После постоянных напряженных попыток вспомнить, в упрямом стремлении восстановить по неким обрывкам то состояние, кажущееся небытием, в которое погрузилась моя душа, бывают мгновения, когда мне кажется, что это мне удалось; это короткие, очень короткие моменты, когда воспоминания подчиняются моим заклятиям, и находит просветление, которое дает мне после уверенность в том, что я могу отнести их только к тому состоянию кажущейся бессознательности. Эти призраки памяти повествуют, едва внятно, о гротескных фигурах, что подхватили и потащили меня в молчании вниз — вниз — все вниз, пока ужасающее головокружение не раздавило меня в нерушимой иллюзии бесконечности этого падения. Они повествуют и о смутном ужасе в моем сердце, из-за сковавшей это сердце неестественной неподвижности. Затем пришло чувство внезапной остановки всякого движения, будто те, что влекли меня (чудовищный поезд!) миновали в своем спуске пределы самой беспредельности, и прервали, утомившись, свой труд. После этого я помню темную тоску и бледное уныние; а потом все срывается в безумие — безумие памяти, пытающейся удержаться на вещах запретных.
С неуловимой внезапностью в мою душу вернулись движение и звук — возбужденное движение бьющегося сердца, и звук его биения в моих ушах. Потом повисла пауза, когда ничего не происходило. Потом — опять звук, и движение, и осязание — ощущение покалывания, распространившееся по всему телу. Потом простое сознание существования, без мыслей — состояние, которое длилось долго.
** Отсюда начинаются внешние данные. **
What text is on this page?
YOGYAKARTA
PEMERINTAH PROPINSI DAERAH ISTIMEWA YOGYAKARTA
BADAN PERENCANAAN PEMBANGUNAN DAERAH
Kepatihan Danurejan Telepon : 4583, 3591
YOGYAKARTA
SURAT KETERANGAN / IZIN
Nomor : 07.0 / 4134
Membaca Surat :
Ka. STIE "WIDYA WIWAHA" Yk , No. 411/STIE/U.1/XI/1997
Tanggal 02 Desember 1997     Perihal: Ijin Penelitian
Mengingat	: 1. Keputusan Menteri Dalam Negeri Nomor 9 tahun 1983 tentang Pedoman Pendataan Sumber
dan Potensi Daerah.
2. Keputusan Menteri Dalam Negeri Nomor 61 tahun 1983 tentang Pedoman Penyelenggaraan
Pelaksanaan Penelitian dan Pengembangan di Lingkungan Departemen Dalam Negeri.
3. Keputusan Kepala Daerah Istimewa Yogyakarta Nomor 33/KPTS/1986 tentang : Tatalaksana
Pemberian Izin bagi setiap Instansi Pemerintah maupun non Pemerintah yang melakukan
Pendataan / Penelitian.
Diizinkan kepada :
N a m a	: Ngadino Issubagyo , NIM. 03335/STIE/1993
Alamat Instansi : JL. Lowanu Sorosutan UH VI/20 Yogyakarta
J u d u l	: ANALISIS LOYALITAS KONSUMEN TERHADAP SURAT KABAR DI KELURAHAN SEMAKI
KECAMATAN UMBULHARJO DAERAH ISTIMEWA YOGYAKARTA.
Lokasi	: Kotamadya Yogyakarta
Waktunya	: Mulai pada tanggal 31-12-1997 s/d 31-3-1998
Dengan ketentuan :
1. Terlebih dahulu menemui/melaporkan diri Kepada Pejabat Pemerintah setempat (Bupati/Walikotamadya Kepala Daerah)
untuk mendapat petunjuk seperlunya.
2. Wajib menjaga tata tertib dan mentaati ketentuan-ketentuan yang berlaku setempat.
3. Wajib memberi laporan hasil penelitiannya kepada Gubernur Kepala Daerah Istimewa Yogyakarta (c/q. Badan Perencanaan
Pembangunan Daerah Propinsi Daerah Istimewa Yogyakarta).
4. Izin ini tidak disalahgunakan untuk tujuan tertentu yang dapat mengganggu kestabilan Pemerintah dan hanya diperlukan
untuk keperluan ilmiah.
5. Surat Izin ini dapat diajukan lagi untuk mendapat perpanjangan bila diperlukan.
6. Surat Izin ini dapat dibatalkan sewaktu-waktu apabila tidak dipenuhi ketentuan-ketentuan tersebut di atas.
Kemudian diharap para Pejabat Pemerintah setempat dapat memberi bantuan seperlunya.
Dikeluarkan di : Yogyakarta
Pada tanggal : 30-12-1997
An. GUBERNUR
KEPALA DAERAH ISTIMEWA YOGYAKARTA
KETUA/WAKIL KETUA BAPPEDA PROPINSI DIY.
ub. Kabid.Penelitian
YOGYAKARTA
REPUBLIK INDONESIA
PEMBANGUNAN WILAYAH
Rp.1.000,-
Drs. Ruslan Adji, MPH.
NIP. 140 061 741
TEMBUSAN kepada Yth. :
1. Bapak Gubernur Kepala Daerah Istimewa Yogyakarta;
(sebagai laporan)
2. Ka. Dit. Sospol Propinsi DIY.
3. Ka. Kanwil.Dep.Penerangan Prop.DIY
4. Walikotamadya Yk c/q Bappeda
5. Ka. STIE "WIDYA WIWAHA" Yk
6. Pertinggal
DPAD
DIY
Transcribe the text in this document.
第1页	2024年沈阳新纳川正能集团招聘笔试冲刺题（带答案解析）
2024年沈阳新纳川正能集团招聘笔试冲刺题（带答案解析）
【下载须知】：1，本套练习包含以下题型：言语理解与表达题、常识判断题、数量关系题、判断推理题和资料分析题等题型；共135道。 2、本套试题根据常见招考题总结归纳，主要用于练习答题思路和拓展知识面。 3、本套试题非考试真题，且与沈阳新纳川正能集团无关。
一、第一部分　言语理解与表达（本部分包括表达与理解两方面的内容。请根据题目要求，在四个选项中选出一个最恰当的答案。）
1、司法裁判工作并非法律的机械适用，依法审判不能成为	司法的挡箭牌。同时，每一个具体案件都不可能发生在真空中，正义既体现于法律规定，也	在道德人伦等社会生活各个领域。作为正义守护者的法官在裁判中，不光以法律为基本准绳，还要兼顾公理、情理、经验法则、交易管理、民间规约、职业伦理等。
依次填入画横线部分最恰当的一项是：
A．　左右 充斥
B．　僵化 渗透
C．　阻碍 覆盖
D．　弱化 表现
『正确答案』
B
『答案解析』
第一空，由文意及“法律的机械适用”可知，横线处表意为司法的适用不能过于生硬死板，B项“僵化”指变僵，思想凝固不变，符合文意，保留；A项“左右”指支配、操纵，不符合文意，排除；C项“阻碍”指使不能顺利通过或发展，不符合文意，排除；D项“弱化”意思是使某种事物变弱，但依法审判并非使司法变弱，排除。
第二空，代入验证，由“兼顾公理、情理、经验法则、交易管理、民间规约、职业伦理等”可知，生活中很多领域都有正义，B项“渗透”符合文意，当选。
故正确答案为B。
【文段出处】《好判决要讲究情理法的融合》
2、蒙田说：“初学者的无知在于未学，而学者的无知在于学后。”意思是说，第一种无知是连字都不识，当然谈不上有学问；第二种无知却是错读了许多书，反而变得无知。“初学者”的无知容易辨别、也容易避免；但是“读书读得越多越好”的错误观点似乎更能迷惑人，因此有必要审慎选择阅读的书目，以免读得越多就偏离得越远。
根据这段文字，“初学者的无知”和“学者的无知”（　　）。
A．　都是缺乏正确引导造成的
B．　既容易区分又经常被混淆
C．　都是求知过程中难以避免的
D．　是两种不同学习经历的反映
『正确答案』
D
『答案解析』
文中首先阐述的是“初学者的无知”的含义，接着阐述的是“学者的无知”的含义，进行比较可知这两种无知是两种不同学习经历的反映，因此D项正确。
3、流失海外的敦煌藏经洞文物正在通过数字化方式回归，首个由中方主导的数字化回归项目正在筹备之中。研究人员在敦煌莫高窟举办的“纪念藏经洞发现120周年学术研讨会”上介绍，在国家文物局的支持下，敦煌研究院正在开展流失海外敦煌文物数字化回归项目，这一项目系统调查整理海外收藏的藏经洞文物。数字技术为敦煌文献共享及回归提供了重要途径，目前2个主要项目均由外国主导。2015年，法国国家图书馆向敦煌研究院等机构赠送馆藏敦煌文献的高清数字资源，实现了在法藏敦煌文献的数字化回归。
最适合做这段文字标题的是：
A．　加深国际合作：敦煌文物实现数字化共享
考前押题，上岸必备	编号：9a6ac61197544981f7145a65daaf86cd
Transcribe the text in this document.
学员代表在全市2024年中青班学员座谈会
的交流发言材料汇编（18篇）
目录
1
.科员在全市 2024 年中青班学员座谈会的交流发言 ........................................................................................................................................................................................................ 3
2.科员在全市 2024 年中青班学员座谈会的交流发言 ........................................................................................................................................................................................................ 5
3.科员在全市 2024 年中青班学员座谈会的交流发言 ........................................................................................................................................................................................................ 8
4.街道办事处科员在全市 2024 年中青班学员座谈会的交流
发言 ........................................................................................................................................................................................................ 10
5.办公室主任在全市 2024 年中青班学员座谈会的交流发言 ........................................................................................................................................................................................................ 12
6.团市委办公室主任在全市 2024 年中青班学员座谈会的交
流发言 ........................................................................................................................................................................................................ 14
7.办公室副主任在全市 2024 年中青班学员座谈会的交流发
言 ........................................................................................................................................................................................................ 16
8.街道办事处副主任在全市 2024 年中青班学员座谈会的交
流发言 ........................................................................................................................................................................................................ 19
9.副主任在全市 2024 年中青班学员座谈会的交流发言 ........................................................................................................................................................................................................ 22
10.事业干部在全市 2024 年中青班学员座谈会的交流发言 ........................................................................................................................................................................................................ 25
Потом, снова внезапно, мысль, и леденящий страх, и стремление по-настоящему понять, что со мной происходит. Потом — сильное желание лишиться чувств. Потом возвращение к жизни одним рывком, и удавшаяся попытка пошевелиться. И тут же — полнейшее воспоминание о пережитом процессе, о судьях, о траурных занавесях, о приговоре, о смертельной дурноте — и забытьи. Потом — полное забвение всего, что за этим следовало; всего того, что в позднейшие дни, путем немалых усилий, мне удалось восстановить лишь смутно.